The evidence, including a major study by the UCL Centre for Research and Analysis on Migration, suggests that EU nationals in the UK are net contributors. Oxford University’s Migration Observatory concluded that the more recent the migrant’s arrival, the more likely the positive contribution. ONS figures show that EU nationals are less likely than UK nationals to be unemployed. The EU Commission’s studies in 2013 and 2014 also found that free movement was beneficial to the UK, the earlier report noting that there Department of Work and Pensions had reported that there was no evidence of benefit tourism.

As for the belief that free movement costs UK nationals their jobs, the Migration Advisory Committee found in 2012 that for every 100 EU nationals working in the UK, there were no corresponding losses of UK nationals’ jobs. There has been no evidence found to link EU migration with increased NHS waiting times, or pressure on health services generally, or pressure on schools.

The government’s own Balance of Competences review received a wealth of authoritative evidence to suggest that free movement was not a problem, was not leading to benefit tourism, was not creating undue pressure on public services, and should not be materially changed. Much of this evidence was buried, perhaps because it did not accord with the official reformist policy at the time, through an abysmal report that made little pretence of representing the evidence submitted to it, (for example ignoring entirely a submission made by the Scottish government) instead relying upon a source-free opinion piece as its evidential backbone.
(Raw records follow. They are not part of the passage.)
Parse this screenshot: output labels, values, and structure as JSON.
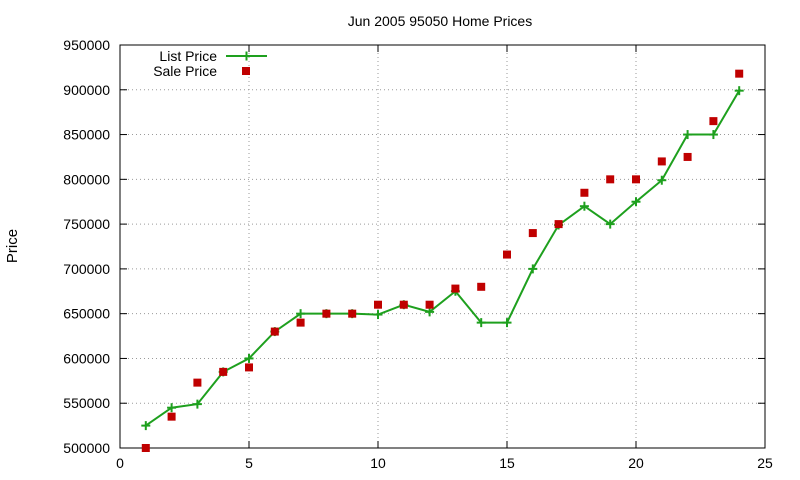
{
  "chart_data": {
    "type": "line",
    "title": "Jun 2005 95050 Home Prices",
    "xlabel": "",
    "ylabel": "Price",
    "xlim": [
      0,
      25
    ],
    "ylim": [
      500000,
      950000
    ],
    "x_ticks": [
      0,
      5,
      10,
      15,
      20,
      25
    ],
    "y_ticks": [
      500000,
      550000,
      600000,
      650000,
      700000,
      750000,
      800000,
      850000,
      900000,
      950000
    ],
    "grid": true,
    "legend_position": "top-left",
    "series": [
      {
        "name": "List Price",
        "style": "line-with-plus-markers",
        "color": "#1ea01e",
        "points": [
          [
            1,
            525000
          ],
          [
            2,
            545000
          ],
          [
            3,
            549000
          ],
          [
            4,
            585000
          ],
          [
            5,
            600000
          ],
          [
            6,
            630000
          ],
          [
            7,
            650000
          ],
          [
            8,
            650000
          ],
          [
            9,
            650000
          ],
          [
            10,
            649000
          ],
          [
            11,
            660000
          ],
          [
            12,
            652000
          ],
          [
            13,
            675000
          ],
          [
            14,
            640000
          ],
          [
            15,
            640000
          ],
          [
            16,
            700000
          ],
          [
            17,
            749000
          ],
          [
            18,
            770000
          ],
          [
            19,
            750000
          ],
          [
            20,
            775000
          ],
          [
            21,
            799000
          ],
          [
            22,
            850000
          ],
          [
            23,
            850000
          ],
          [
            24,
            899000
          ]
        ]
      },
      {
        "name": "Sale Price",
        "style": "square-markers",
        "color": "#c00000",
        "points": [
          [
            1,
            500000
          ],
          [
            2,
            535000
          ],
          [
            3,
            573000
          ],
          [
            4,
            585000
          ],
          [
            5,
            590000
          ],
          [
            6,
            630000
          ],
          [
            7,
            640000
          ],
          [
            8,
            650000
          ],
          [
            9,
            650000
          ],
          [
            10,
            660000
          ],
          [
            11,
            660000
          ],
          [
            12,
            660000
          ],
          [
            13,
            678000
          ],
          [
            14,
            680000
          ],
          [
            15,
            716000
          ],
          [
            16,
            740000
          ],
          [
            17,
            750000
          ],
          [
            18,
            785000
          ],
          [
            19,
            800000
          ],
          [
            20,
            800000
          ],
          [
            21,
            820000
          ],
          [
            22,
            825000
          ],
          [
            23,
            865000
          ],
          [
            24,
            918000
          ]
        ]
      }
    ]
  }
}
And so now we face a Brexit landscape in which retaining free movement is treated as by default a non-starter. But that is not necessarily so. To put it bluntly, as a social science researcher, that is not the question that was asked. Moreover, a popular suspicion of free movement should not in itself be decisive, not least when stoked by politicians with a cavalier approach to research. The job of experts and academics cannot now be to swim with the tide. The evidence does not go away or change just because superstition is in vogue. Many decisions lie ahead, about free movement and the rights of already resident EU nationals. We need to try to re-inject a modicum of respect for evidence in these proceedings, if, at a crucial cross-roads, we are to avoid plummeting into prejudice-based policy.